Jika keluarga saya pernah dipandang rendah, biarlah kini kami belajar untuk tidak memandang rendah siapa pun.
Jika, dulu kami dibiarkan sendiri dalam penderitaan, biarlah kini kami menjadi keluarga yang hadir dalam penderitaan orang lain.
Pengharapan bukan sesuatu yang ditunggu datang begitu saja, melainkan harus diwujudkan lewat langkah nyata yang didasari keyakinan banyak Tuhan selalu menyertai.

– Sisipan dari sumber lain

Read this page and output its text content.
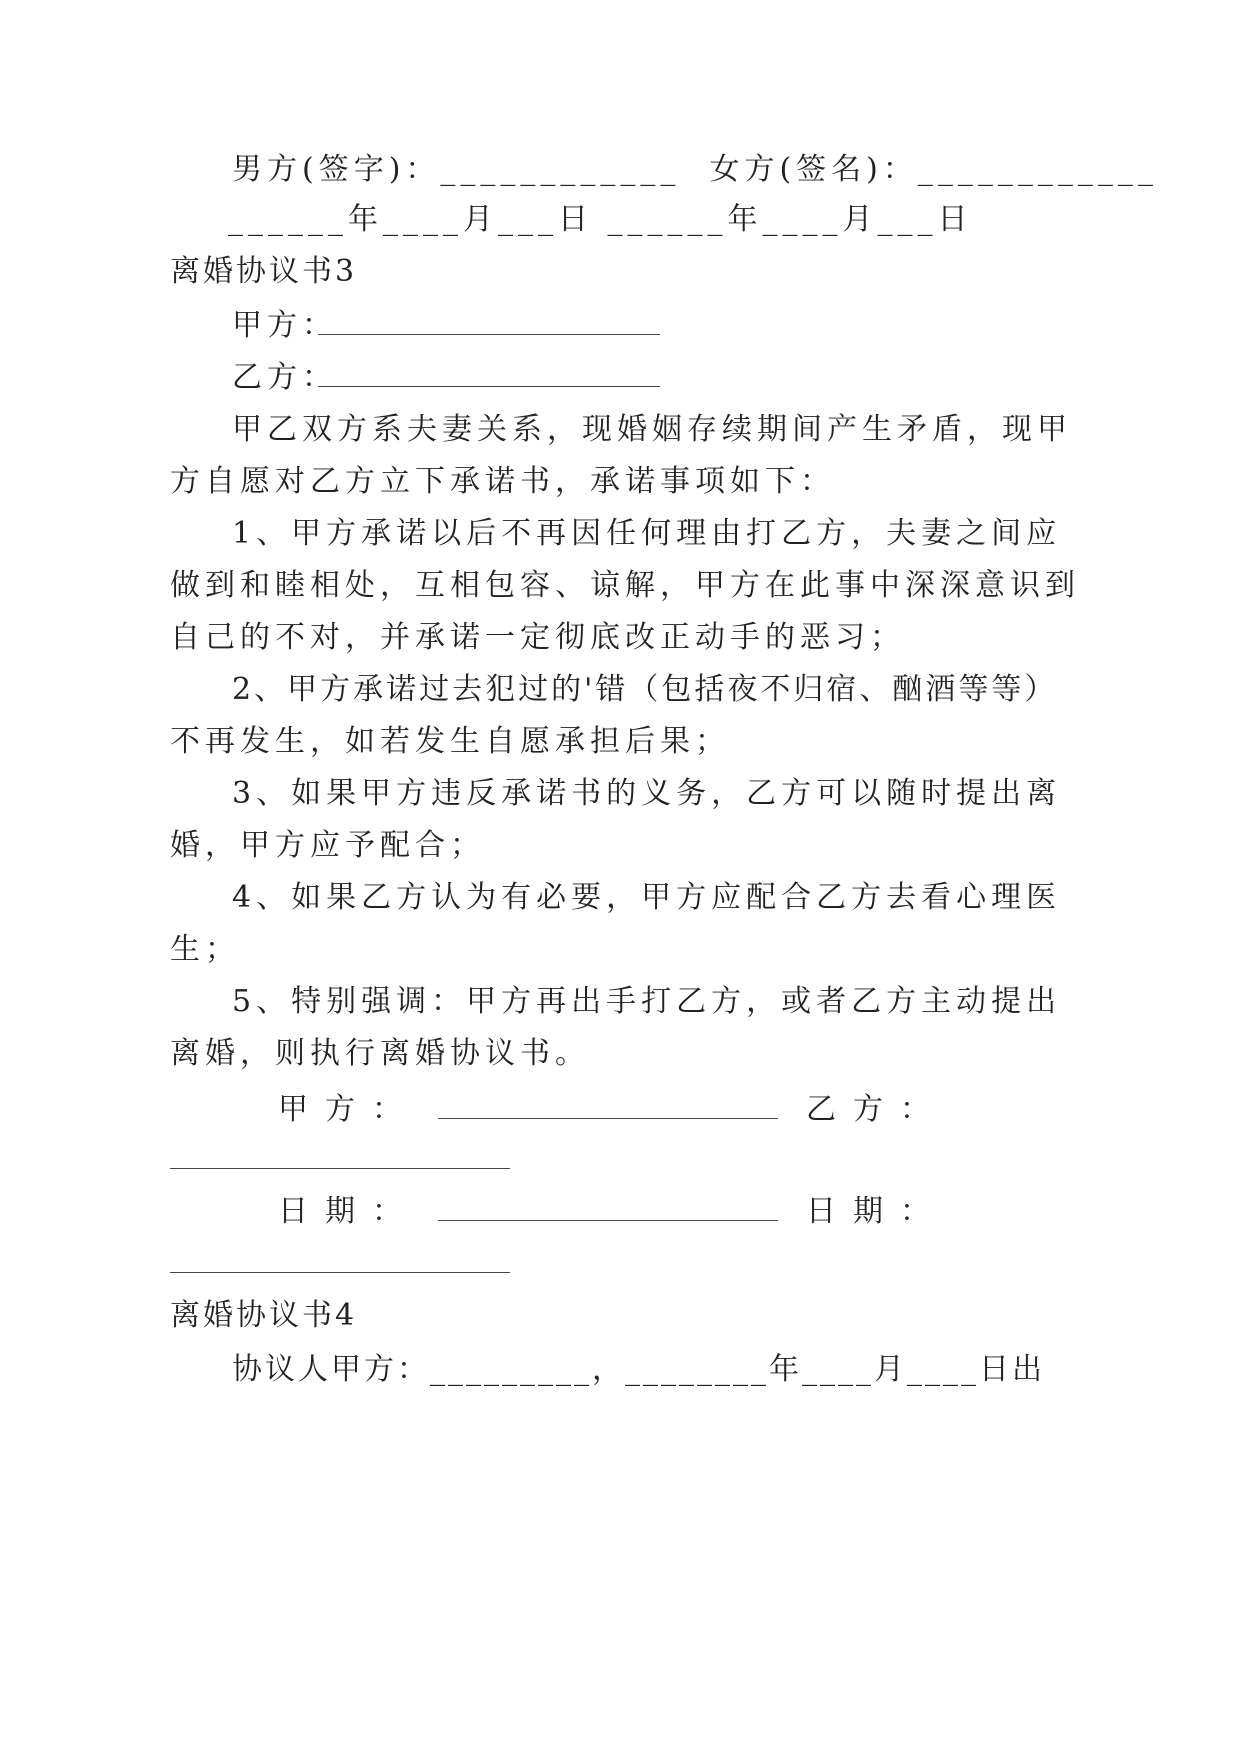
男方(签字)：____________  女方(签名)：____________
______年____月___日 ______年____月___日
离婚协议书3
甲方：
乙方：
甲乙双方系夫妻关系，现婚姻存续期间产生矛盾，现甲
方自愿对乙方立下承诺书，承诺事项如下：
1、甲方承诺以后不再因任何理由打乙方，夫妻之间应
做到和睦相处，互相包容、谅解，甲方在此事中深深意识到
自己的不对，并承诺一定彻底改正动手的恶习；
2、甲方承诺过去犯过的'错（包括夜不归宿、酗酒等等）
不再发生，如若发生自愿承担后果；
3、如果甲方违反承诺书的义务，乙方可以随时提出离
婚，甲方应予配合；
4、如果乙方认为有必要，甲方应配合乙方去看心理医
生；
5、特别强调：甲方再出手打乙方，或者乙方主动提出
离婚，则执行离婚协议书。
甲方：	乙方：
日期：	日期：
离婚协议书4
协议人甲方：_________，________年____月____日出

Semoga kita yang berlindung kepada-Nya beroleh dorongan yang kuat untuk menjangkau pengharapan yang terletak di depan kita. Pengharapan itu adalah “sauh yang kuat dan aman bagi jiwa kita, yang telah dilabuhkan sampai ke belakang tabir, di mana Yesus telah masuk sebagai Perintis bagi kita” (Ibr. 6:18–20).
Masa lalu saya memang penuh dengan luka dan penderitaan yang tidak pernah dilupakan. Namun, saya tetap berharap dan percaya akan kepastian kasih Allah, sebagaimana yang diungkapkan oleh Rasul Paulus: “pengharapan tidak mengecewakan” (Rm 5:5).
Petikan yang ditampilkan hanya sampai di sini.